Kenya is at the advanced stages of developing carbon credit market legal framework and guidelines to ensure transparency.
A carbon credit is a unit of exchange that businesses, organisations and individuals can use to offset their greenhouse gas emissions.
They can be purchased to make up for carbon dioxide emissions that come from industrial production, delivery vehicles, or travel but are most often created through agricultural or forestry practices.
Environment CS Soipan Tuya acknowledged that despite Kenya being rated as one of the top countries in the carbon markets trading in Africa, there is very little transparency in terms of how this is happening on the ground.
“We want to have clear benefit sharing modalities for communities.
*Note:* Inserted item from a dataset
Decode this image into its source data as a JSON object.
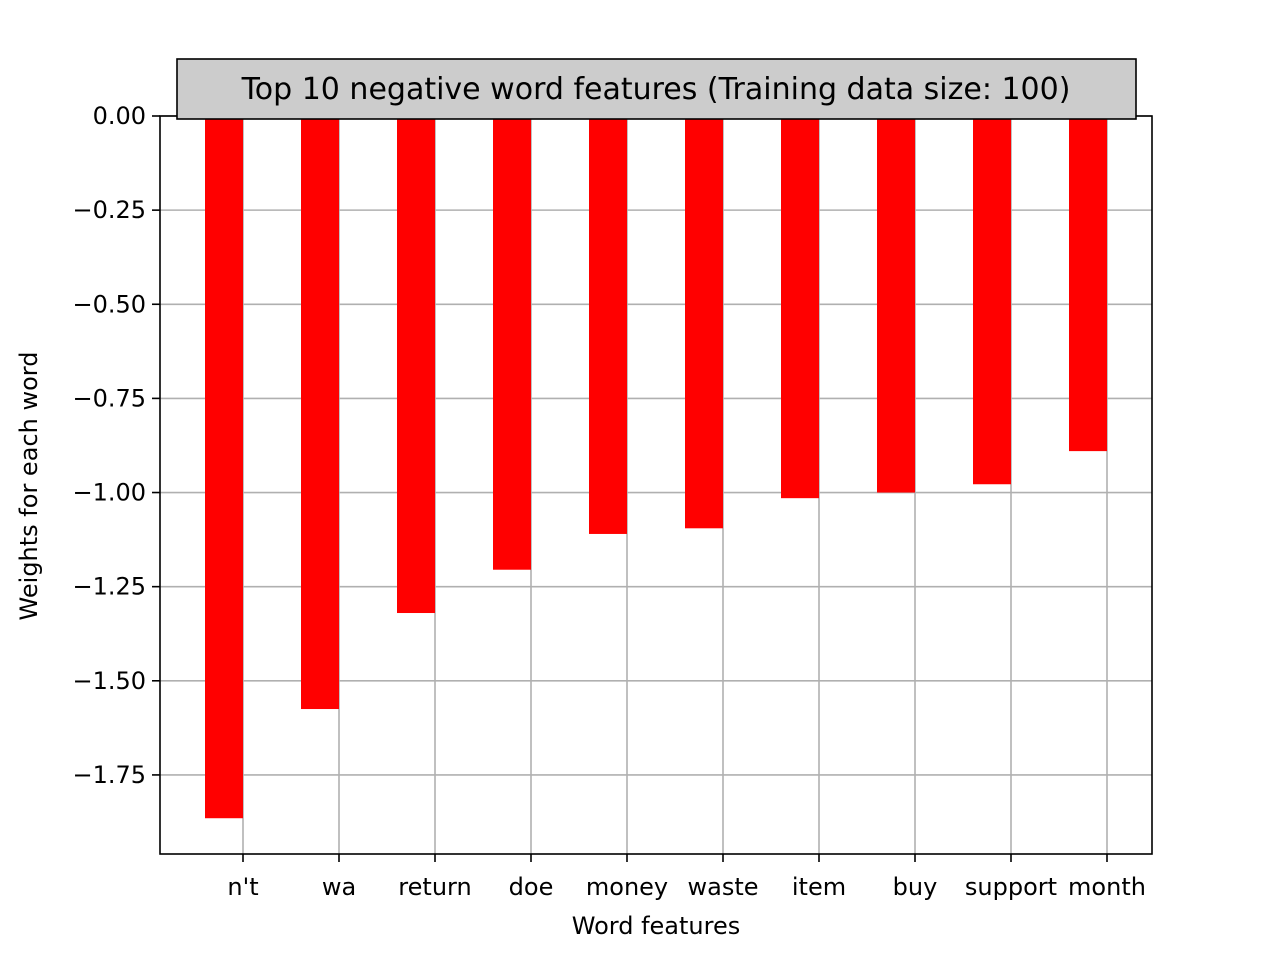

We want to improve the carbon markets space to be of high integrity and high quality,” she said.
“This is to ensure that it can earn revenue for Kenya but also communities to benefit from their role as custodians to our forests and ecosystems."
She said the government is rallying Kenyans behind the need to conserve the ecosystems by enhancing their participation in forest management.
This, she said is by bringing the communities at the core of the country’s ecosystem management plans through incentives.
“When we tell hungry Kenyans to plant trees it does not make sense so we want to make Kenyans understand that there is a lot of economic value that comes with the growth of trees and ecosystem management and one of them is the carbon markets.”
According to Forestry Principal Secretary Ephantus Kimotho, the government needs Sh500 billion for its ambitious plan of planting 15 billion trees by 2032.
Kimotho said plans are underway to enhance the capacity of the Kenya Forestry Research Institute to produce more tree seedlings for the campaign.
He said counties will also play a critical role in ensuring that the campaign succeeds, adding that some 10.8 million hectares are degraded and need to be fixed.